V. B. : Absolument pas. Aucune de ces attaques ne peut être aléatoire, en particulier, lorsqu'elles sont menées parallèlement aux divers pourparlers de paix qui ont été organisés au cours des dernières années. Et concernant cette dernière attaque, ce qu'il fait savoir, c'est qu'il y a eu une intensification – depuis ces quatre à sept derniers jours – des campagnes de l’armée arabe syrienne contre les groupes terroristes à Homs et dans les alentours de la ville. En fait, j’ai remarqué que dans la couverture médiatique de cet incident, nous avons vu apparaître les Casques blancs. La plupart des médias ont utilisé leurs vidéos. C’est l’une des rares fois que je les ai vus filmer une opération terroriste à Homs. Pour moi donc, cela prouve le fait que les Casques blancs ont été utilisés, conjointement au changement de nom de ce groupe terroriste, en réalité pour protéger ce groupe – pour demander l’établissement d'une zone d’exclusion aérienne, pour faire dérailler les opérations de l’armée arabe syrienne, qui vise à purger la région, à la libérer des groupes terroristes.
Nous avons aussi obtenu un nombre de témoignages attestant qu’ils opéraient aux côtés des organisations terroristes à Alep-Est, ils ont même participé à certaines atrocités
RT : Le fait que le documentaire sur les Casques blancs ait remporté un Oscar est-il une victoire artistique ou plutôt politique ?
V. B. : Je pense que c'est une victoire pour la propagande. On peut les féliciter pour leurs talents d’acteurs, plutôt que pour leur rôle humanitaire. Une journaliste de RT, Lizzie Phelan, et moi, nous étions à Alep-Est à peu près au même moment, lors de la libération de l’occupation du Front Al-Nosra, et aussi après la libération de la ville, lors des cérémonies de célébration qui ont eu lieu avant Noël. Nous avons toutes les deux parlé aux civils dans différents quartiers libérés d’Alep-Est, qui sortaient après un emprisonnement qui a duré quatre ans et demi. Nous avons demandé à ces gens ce qu’ils savaient sur les Casques blancs. Et quand je mentionnais ce nom, une étiquette qui leur a été attribuée par les directeurs de la campagne de marketing et par les médias occidentaux, la plupart des civils n’avaient aucune idée de qui étaient ces Casques blancs. Après quelques explications sur le sujet, après une mention de la défense civile, ils répondaient presque tout de suite : «Ah, vous voulez dire la défense civile, le Front Al-Nosra».

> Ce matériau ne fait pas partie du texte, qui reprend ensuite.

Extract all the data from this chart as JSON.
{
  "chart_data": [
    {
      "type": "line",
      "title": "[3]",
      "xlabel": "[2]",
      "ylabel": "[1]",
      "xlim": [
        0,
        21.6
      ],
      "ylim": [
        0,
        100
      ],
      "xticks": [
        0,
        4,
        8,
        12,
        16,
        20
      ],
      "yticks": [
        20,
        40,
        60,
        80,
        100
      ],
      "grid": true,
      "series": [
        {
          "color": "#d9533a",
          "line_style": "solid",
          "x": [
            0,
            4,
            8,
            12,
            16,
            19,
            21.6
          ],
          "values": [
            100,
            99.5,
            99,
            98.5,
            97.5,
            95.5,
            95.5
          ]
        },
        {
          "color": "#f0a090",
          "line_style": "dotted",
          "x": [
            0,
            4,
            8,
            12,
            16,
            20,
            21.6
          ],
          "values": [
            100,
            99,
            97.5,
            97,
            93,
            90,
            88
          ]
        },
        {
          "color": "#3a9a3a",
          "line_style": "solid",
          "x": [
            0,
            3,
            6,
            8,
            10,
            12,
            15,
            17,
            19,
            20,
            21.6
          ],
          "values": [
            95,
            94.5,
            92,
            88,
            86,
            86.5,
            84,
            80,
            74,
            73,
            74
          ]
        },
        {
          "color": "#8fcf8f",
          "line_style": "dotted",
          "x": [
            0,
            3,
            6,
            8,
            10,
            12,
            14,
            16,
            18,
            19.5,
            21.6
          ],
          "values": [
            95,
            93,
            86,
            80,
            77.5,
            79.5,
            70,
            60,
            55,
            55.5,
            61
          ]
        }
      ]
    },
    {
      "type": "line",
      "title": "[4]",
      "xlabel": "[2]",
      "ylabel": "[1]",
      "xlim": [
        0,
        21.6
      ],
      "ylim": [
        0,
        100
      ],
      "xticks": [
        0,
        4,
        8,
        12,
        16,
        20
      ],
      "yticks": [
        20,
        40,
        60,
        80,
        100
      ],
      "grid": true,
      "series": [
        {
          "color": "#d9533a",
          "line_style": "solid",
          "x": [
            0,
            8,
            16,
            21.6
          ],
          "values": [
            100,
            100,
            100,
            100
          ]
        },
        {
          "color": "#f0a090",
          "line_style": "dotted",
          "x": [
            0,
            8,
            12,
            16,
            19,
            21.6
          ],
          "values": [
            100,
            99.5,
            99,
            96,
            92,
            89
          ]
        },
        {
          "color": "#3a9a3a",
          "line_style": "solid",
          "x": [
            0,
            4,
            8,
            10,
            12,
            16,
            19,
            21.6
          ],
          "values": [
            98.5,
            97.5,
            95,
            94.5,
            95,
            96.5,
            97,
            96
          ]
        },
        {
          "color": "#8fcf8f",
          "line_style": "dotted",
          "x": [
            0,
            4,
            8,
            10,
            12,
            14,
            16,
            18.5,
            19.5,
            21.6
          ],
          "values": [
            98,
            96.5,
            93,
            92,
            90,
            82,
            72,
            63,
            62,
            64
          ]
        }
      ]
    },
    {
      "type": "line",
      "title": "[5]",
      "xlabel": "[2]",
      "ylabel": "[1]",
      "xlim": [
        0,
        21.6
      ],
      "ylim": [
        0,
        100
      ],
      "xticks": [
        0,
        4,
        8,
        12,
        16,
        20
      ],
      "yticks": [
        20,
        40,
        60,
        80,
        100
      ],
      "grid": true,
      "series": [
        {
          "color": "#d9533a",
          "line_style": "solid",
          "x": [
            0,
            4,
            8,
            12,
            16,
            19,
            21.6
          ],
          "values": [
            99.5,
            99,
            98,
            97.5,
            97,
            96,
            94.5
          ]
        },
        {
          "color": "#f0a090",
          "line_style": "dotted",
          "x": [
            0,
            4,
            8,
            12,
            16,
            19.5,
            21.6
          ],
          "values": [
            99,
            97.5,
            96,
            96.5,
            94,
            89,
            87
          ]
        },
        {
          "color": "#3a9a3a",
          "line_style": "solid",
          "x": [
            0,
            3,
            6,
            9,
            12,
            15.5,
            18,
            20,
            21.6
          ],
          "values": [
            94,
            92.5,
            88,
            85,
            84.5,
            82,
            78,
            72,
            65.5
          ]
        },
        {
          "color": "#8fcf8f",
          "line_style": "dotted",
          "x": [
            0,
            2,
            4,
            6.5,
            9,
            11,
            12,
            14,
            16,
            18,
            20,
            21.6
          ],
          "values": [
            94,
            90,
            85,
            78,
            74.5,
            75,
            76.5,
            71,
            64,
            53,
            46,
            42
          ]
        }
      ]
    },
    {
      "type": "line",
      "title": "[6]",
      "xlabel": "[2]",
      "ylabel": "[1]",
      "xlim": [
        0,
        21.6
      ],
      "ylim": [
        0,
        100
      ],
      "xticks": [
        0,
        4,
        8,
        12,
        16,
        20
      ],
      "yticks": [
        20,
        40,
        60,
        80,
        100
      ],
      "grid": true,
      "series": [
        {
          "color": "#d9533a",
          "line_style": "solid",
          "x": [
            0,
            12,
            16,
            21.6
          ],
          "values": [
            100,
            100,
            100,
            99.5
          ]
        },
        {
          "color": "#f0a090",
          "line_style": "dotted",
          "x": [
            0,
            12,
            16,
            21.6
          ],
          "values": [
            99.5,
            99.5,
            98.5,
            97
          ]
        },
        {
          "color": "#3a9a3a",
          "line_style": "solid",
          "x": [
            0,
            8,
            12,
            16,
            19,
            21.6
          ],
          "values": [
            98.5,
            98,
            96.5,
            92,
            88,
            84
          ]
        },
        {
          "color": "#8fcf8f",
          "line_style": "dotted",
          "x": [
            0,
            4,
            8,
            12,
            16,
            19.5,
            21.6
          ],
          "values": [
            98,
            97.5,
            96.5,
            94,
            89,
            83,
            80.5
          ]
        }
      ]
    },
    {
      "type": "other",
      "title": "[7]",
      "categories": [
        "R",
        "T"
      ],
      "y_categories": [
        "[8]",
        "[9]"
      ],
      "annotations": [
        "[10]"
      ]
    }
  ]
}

Et c’était une réaction spontanée des Syriens qui habitaient dans des quartiers libérés. Et nous avons aussi obtenu un nombre de témoignages attestant qu’ils opéraient aux côtés des organisations terroristes à Alep-Est, ils ont même participé à certaines atrocités perpétrées par les terroristes à Alep-Est, aux alentours d’Alep et à Idleb. Par exemple, un de leurs leaders, un ami proche de Raed Saleh, le soi-disant président des Casques blancs – son nom est Mustafa al-Haj Yussef – montre sur l'une de ses pages dans les réseaux sociaux qu’il est lié à Daesh et à Ahrar Al-Cham. Il appelle à l’unité de l’organisation terroriste ebn question sur le territoire syrien, il a appelé à bombarder les civils à Damas lors des élections de 2014, alors qu'il était déjà membre des Casques blancs. Ils annoncent que beaucoup de leurs membres sont d'anciens combattants, mais qu'ils ont renoncé à se battre afin de rejoindre une organisation humanitaire. Mais de telles déclarations sur les réseaux sociaux entrent en contradiction avec ce récit.